Gordon Brown’s ceaseless tinkering with tax and benefits left Britain with a hideously complicated system of tax credits which few people outside the Treasury understood.
The Government’s decision to do away with most of these, and introduce a “universal benefit” instead, may be a step in the right direction.
But in the meantime, Ministers have decided to save money by fiddling with Mr Brown’s system – and it has come crashing down around them.
As it stands, working tax credits make sure many people who work part time for low salaries are better off sticking to their jobs instead of staying at home.
Ministers want to take tax credits away from some families. But they don’t appear to have done the maths.

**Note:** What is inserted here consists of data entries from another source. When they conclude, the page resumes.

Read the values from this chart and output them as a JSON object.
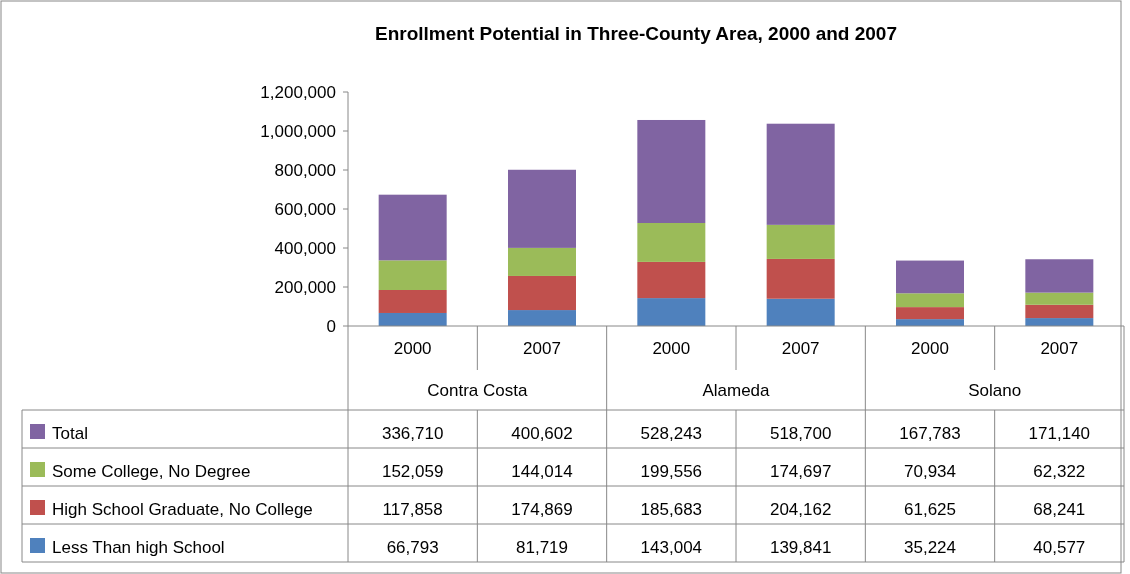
{
  "chart_data": {
    "type": "bar",
    "title": "Enrollment Potential in Three-County Area, 2000 and 2007",
    "categories": [
      "2000",
      "2007",
      "2000",
      "2007",
      "2000",
      "2007"
    ],
    "annotations": [
      "Contra Costa",
      "Alameda",
      "Solano"
    ],
    "stacked": true,
    "legend": "bottom",
    "grid": false,
    "ylim": [
      0,
      1200000
    ],
    "yticks": [
      0,
      {
        "value": 200000,
        "label": "200,000"
      },
      {
        "value": 400000,
        "label": "400,000"
      },
      {
        "value": 600000,
        "label": "600,000"
      },
      {
        "value": 800000,
        "label": "800,000"
      },
      {
        "value": 1000000,
        "label": "1,000,000"
      },
      {
        "value": 1200000,
        "label": "1,200,000"
      }
    ],
    "series": [
      {
        "name": "Less Than high School",
        "color": "#4f81bd",
        "values": [
          66793,
          81719,
          143004,
          139841,
          35224,
          40577
        ],
        "value_labels": [
          "66,793",
          "81,719",
          "143,004",
          "139,841",
          "35,224",
          "40,577"
        ]
      },
      {
        "name": "High School Graduate, No College",
        "color": "#c0504d",
        "values": [
          117858,
          174869,
          185683,
          204162,
          61625,
          68241
        ],
        "value_labels": [
          "117,858",
          "174,869",
          "185,683",
          "204,162",
          "61,625",
          "68,241"
        ]
      },
      {
        "name": "Some College, No Degree",
        "color": "#9bbb59",
        "values": [
          152059,
          144014,
          199556,
          174697,
          70934,
          62322
        ],
        "value_labels": [
          "152,059",
          "144,014",
          "199,556",
          "174,697",
          "70,934",
          "62,322"
        ]
      },
      {
        "name": "Total",
        "color": "#8064a2",
        "values": [
          336710,
          400602,
          528243,
          518700,
          167783,
          171140
        ],
        "value_labels": [
          "336,710",
          "400,602",
          "528,243",
          "518,700",
          "167,783",
          "171,140"
        ]
      }
    ]
  }
}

The result of these changes will be that some parents will actually be punished for going out to work.
In many cases, these will be people who actually gain very little from working even with tax credits – compared to what they could receive by depending entirely on benefits – but choose to make the effort.
It’s also likely that they will be doing jobs which offer limited rewards in terms of opportunities to take responsibility or to be creative, given that such jobs tend also to be better paid.
In other words, they are people who, dare we say it, are doing the right thing by going out to work for little reward – and they are exactly the people that any government ought to be supporting.
The issue here is fairness. The Government does need to save money, but it cannot do so at the expense of the least wealthy, especially when these are also people making the effort to provide for themselves and their families.
There are also all sorts of damaging effects to the economy, and difficulties for employers, when it becomes more profitable to stay at home instead of working.
Fairness will be an issue in a range of decisions facing George Osborne, the Chancellor, on Budget day.
There is a debate taking place in Government over whether to axe the 50p tax rate for people earning more than £150,000.
In principle, society does not gain when people are punished for being successful – particularly when the tax is as much about proving a point as about raising revenue.
But in the current circumstances, everyone is having to make sacrifices. It would send out the wrong message if the major tax cut announced in the budget went not to hard-working families on modest and average incomes but to those at the top.
The 50p tax rate will have to go one day, but the top priority today must be to ensure ordinary, hard-working families know that work pays.